Abstract:
The amount of data contained in a textual format has increased rapidly in the recent past. Such data includes web sites, documents of business organizations, etc., and contain lots of information. Information Retrieval (IR) is a field that allows identifying relevant document for a given query out of all these available documents. Information Extraction is taking another step in this direction. Instead of returning the set of documents that contains the relevant information, IE recognizes and returns the information among the natural text in these documents.
Ontology is defined as the “formal, explicit specification of a shared conceptualization”. It contains classes, properties, individuals and values to represent data in a certain domain. Most of the time in Ontology-Based Information Extraction, an IE technique is used to discover individuals for classes and values for properties to build ontology for a given domain.
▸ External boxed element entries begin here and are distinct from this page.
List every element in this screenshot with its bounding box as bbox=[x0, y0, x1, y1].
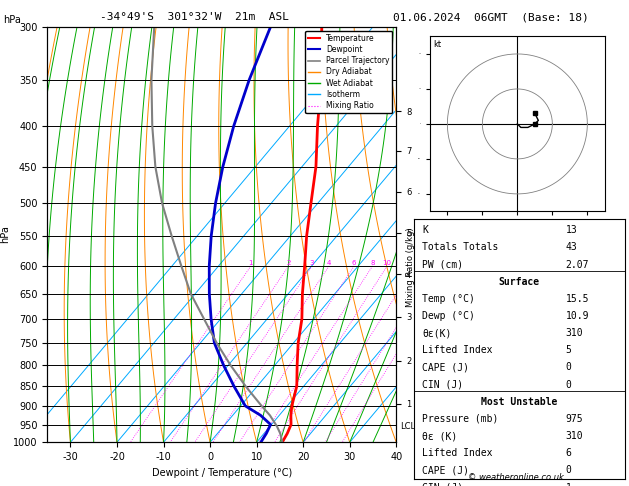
Text: 10: 10 bbox=[382, 260, 392, 266]
Text: 2: 2 bbox=[286, 260, 291, 266]
Text: Mixing Ratio (g/kg): Mixing Ratio (g/kg) bbox=[406, 227, 415, 307]
Y-axis label: km
ASL: km ASL bbox=[414, 226, 433, 243]
Text: Temp (°C): Temp (°C) bbox=[422, 294, 475, 304]
Text: PW (cm): PW (cm) bbox=[422, 260, 464, 270]
Text: Dewp (°C): Dewp (°C) bbox=[422, 311, 475, 321]
X-axis label: Dewpoint / Temperature (°C): Dewpoint / Temperature (°C) bbox=[152, 468, 292, 478]
Text: kt: kt bbox=[433, 40, 442, 49]
Text: hPa: hPa bbox=[3, 15, 21, 25]
Y-axis label: hPa: hPa bbox=[0, 226, 10, 243]
Text: 1: 1 bbox=[565, 483, 572, 486]
Text: 13: 13 bbox=[565, 225, 577, 235]
Text: 8: 8 bbox=[370, 260, 375, 266]
Text: 1: 1 bbox=[248, 260, 253, 266]
Text: 4: 4 bbox=[327, 260, 331, 266]
Text: 0: 0 bbox=[565, 466, 572, 475]
Text: 43: 43 bbox=[565, 243, 577, 252]
Legend: Temperature, Dewpoint, Parcel Trajectory, Dry Adiabat, Wet Adiabat, Isotherm, Mi: Temperature, Dewpoint, Parcel Trajectory… bbox=[305, 31, 392, 113]
Text: θε (K): θε (K) bbox=[422, 431, 457, 441]
Text: © weatheronline.co.uk: © weatheronline.co.uk bbox=[468, 473, 564, 482]
Text: 310: 310 bbox=[565, 431, 583, 441]
Text: LCL: LCL bbox=[401, 422, 416, 431]
Text: 5: 5 bbox=[565, 346, 572, 355]
Text: CIN (J): CIN (J) bbox=[422, 483, 464, 486]
Text: 01.06.2024  06GMT  (Base: 18): 01.06.2024 06GMT (Base: 18) bbox=[392, 12, 589, 22]
Text: CAPE (J): CAPE (J) bbox=[422, 363, 469, 372]
Text: 3: 3 bbox=[309, 260, 314, 266]
Text: 6: 6 bbox=[565, 448, 572, 458]
Text: θε(K): θε(K) bbox=[422, 328, 452, 338]
Text: Lifted Index: Lifted Index bbox=[422, 448, 493, 458]
Text: 20: 20 bbox=[430, 260, 439, 266]
Text: K: K bbox=[422, 225, 428, 235]
Text: 10.9: 10.9 bbox=[565, 311, 589, 321]
Text: Totals Totals: Totals Totals bbox=[422, 243, 499, 252]
Text: -34°49'S  301°32'W  21m  ASL: -34°49'S 301°32'W 21m ASL bbox=[101, 12, 289, 22]
Text: 2.07: 2.07 bbox=[565, 260, 589, 270]
Text: 0: 0 bbox=[565, 380, 572, 390]
Text: 975: 975 bbox=[565, 414, 583, 424]
Text: Surface: Surface bbox=[499, 277, 540, 287]
Text: CAPE (J): CAPE (J) bbox=[422, 466, 469, 475]
Text: CIN (J): CIN (J) bbox=[422, 380, 464, 390]
Text: 15: 15 bbox=[410, 260, 419, 266]
Text: 0: 0 bbox=[565, 363, 572, 372]
Text: 310: 310 bbox=[565, 328, 583, 338]
Text: 15.5: 15.5 bbox=[565, 294, 589, 304]
Text: 25: 25 bbox=[447, 260, 455, 266]
Text: Lifted Index: Lifted Index bbox=[422, 346, 493, 355]
Text: 6: 6 bbox=[352, 260, 357, 266]
Text: Most Unstable: Most Unstable bbox=[481, 397, 557, 407]
Text: Pressure (mb): Pressure (mb) bbox=[422, 414, 499, 424]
However, sometimes these classes and properties also identified as part of the IE technique rather than using a template with the pre-identified classes and properties in the Ontology.
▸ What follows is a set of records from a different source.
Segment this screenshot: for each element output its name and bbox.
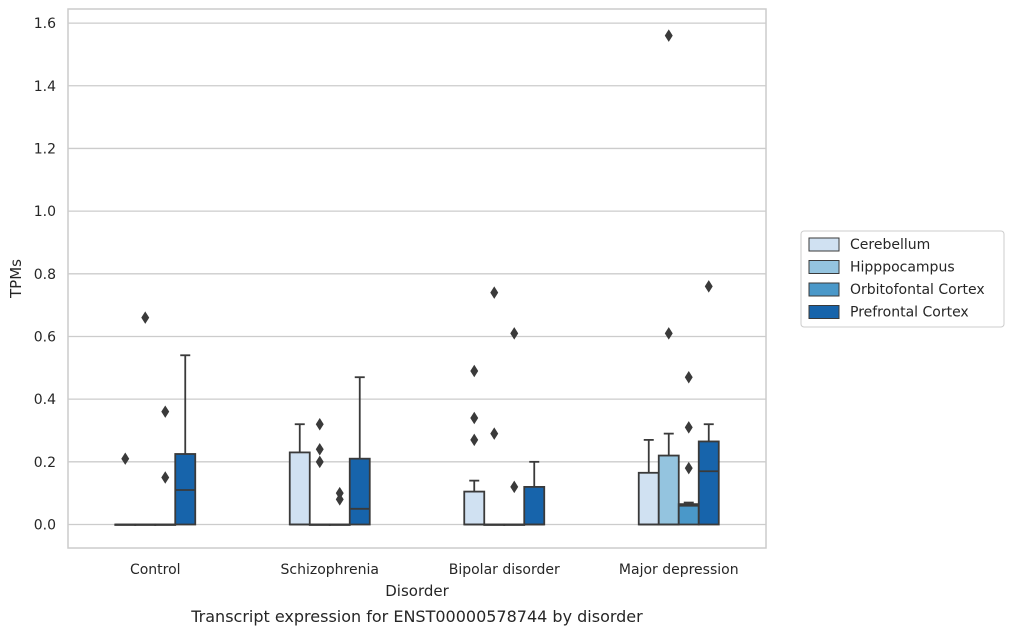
box-body: [697, 440, 720, 526]
legend-label: Prefrontal Cortex: [850, 305, 969, 321]
legend-swatch: [808, 305, 840, 319]
y-tick-label: 1.6: [34, 16, 56, 32]
outlier-point: [335, 493, 344, 506]
legend-swatch: [808, 282, 840, 297]
box-body: [463, 490, 486, 526]
outlier-point: [121, 452, 130, 465]
outlier-point: [315, 443, 324, 456]
box-body: [523, 485, 546, 526]
box-hipppocampus: [308, 523, 331, 526]
outlier-point: [161, 405, 170, 418]
box-cerebellum: [637, 438, 660, 526]
box-cerebellum: [463, 479, 486, 526]
box-hipppocampus: [657, 432, 680, 526]
outlier-point: [470, 364, 479, 378]
outlier-point: [664, 29, 673, 42]
legend-frame: [800, 230, 1005, 328]
box-body: [288, 451, 311, 526]
y-tick-label: 0.8: [34, 267, 56, 283]
outlier-point: [490, 427, 499, 440]
y-tick-label: 0.6: [34, 329, 56, 345]
outlier-point: [315, 417, 324, 431]
legend-label: Cerebellum: [850, 237, 930, 253]
box-prefrontal-cortex: [697, 423, 720, 526]
outlier-point: [704, 280, 713, 293]
chart-caption: Transcript expression for ENST0000057874…: [190, 607, 643, 626]
y-tick-label: 0.0: [34, 517, 56, 533]
outlier-point: [664, 327, 673, 340]
outlier-point: [684, 461, 693, 475]
box-prefrontal-cortex: [523, 460, 546, 526]
box-hipppocampus: [134, 523, 157, 526]
y-tick-label: 1.2: [34, 141, 56, 157]
box-plot-boxes: [114, 354, 720, 526]
outlier-point: [684, 370, 693, 384]
outlier-point: [470, 433, 479, 447]
x-tick-label: Control: [130, 562, 181, 578]
x-tick-label: Schizophrenia: [281, 562, 379, 578]
outlier-point: [490, 286, 499, 299]
box-body: [637, 471, 660, 526]
box-body: [348, 457, 371, 526]
y-axis-ticks: 0.0 0.2 0.4 0.6 0.8 1.0 1.2 1.4 1.6: [34, 16, 56, 533]
legend-label: Hipppocampus: [850, 260, 955, 276]
outlier-point: [684, 421, 693, 434]
box-body: [677, 503, 700, 526]
legend-swatch: [808, 237, 840, 252]
box-cerebellum: [288, 423, 311, 526]
box-cerebellum: [114, 523, 137, 526]
y-tick-label: 0.2: [34, 455, 56, 471]
box-body: [657, 454, 680, 526]
legend-label: Orbitofontal Cortex: [850, 282, 985, 298]
y-tick-label: 1.0: [34, 204, 56, 220]
x-axis-label: Disorder: [385, 582, 449, 600]
outlier-point: [470, 411, 479, 425]
outlier-markers: [121, 29, 713, 506]
box-orbitofontal-cortex: [677, 501, 700, 526]
y-tick-label: 1.4: [34, 79, 56, 95]
outlier-point: [510, 327, 519, 340]
outlier-point: [315, 455, 324, 469]
outlier-point: [335, 486, 344, 500]
x-axis-ticks: Control Schizophrenia Bipolar disorder Majo…: [130, 562, 739, 578]
grid-lines: [68, 22, 766, 526]
box-orbitofontal-cortex: [503, 523, 526, 526]
y-tick-label: 0.4: [34, 392, 56, 408]
legend-swatch: [808, 260, 840, 274]
y-axis-label: TPMs: [7, 259, 25, 299]
outlier-point: [161, 471, 170, 484]
plot-frame: [67, 8, 767, 549]
outlier-point: [141, 311, 150, 324]
x-tick-label: Major depression: [619, 562, 739, 578]
box-orbitofontal-cortex: [154, 523, 177, 526]
box-orbitofontal-cortex: [328, 523, 351, 526]
box-prefrontal-cortex: [174, 354, 197, 526]
box-prefrontal-cortex: [348, 376, 371, 526]
outlier-point: [510, 480, 519, 494]
x-tick-label: Bipolar disorder: [449, 562, 560, 578]
legend: Cerebellum Hipppocampus Orbitofontal Corte…: [800, 230, 1005, 328]
box-hipppocampus: [483, 523, 506, 526]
A traditional Ontology Based Information Extraction system contains two main operations, ontology construction and ontology population. In the component-based approach defined in the “Ontology-Based Components for Information Extraction (OBCIE)”, the operation of constructing ontology is not changed. However, the operation to populate the ontology is refined in to a pipeline of three separate components: pre-processors, information extractors and aggregators.
By developing these components as web services, we have provided the ability for other applications to use them to extract the information out of any text based document. To demonstrate this concept, we have developed an application that accepts a set of text documents, and extracts useful information. It uses “metadata files”, which are dependent of the domain in which the ontology is created and populate the given ontology.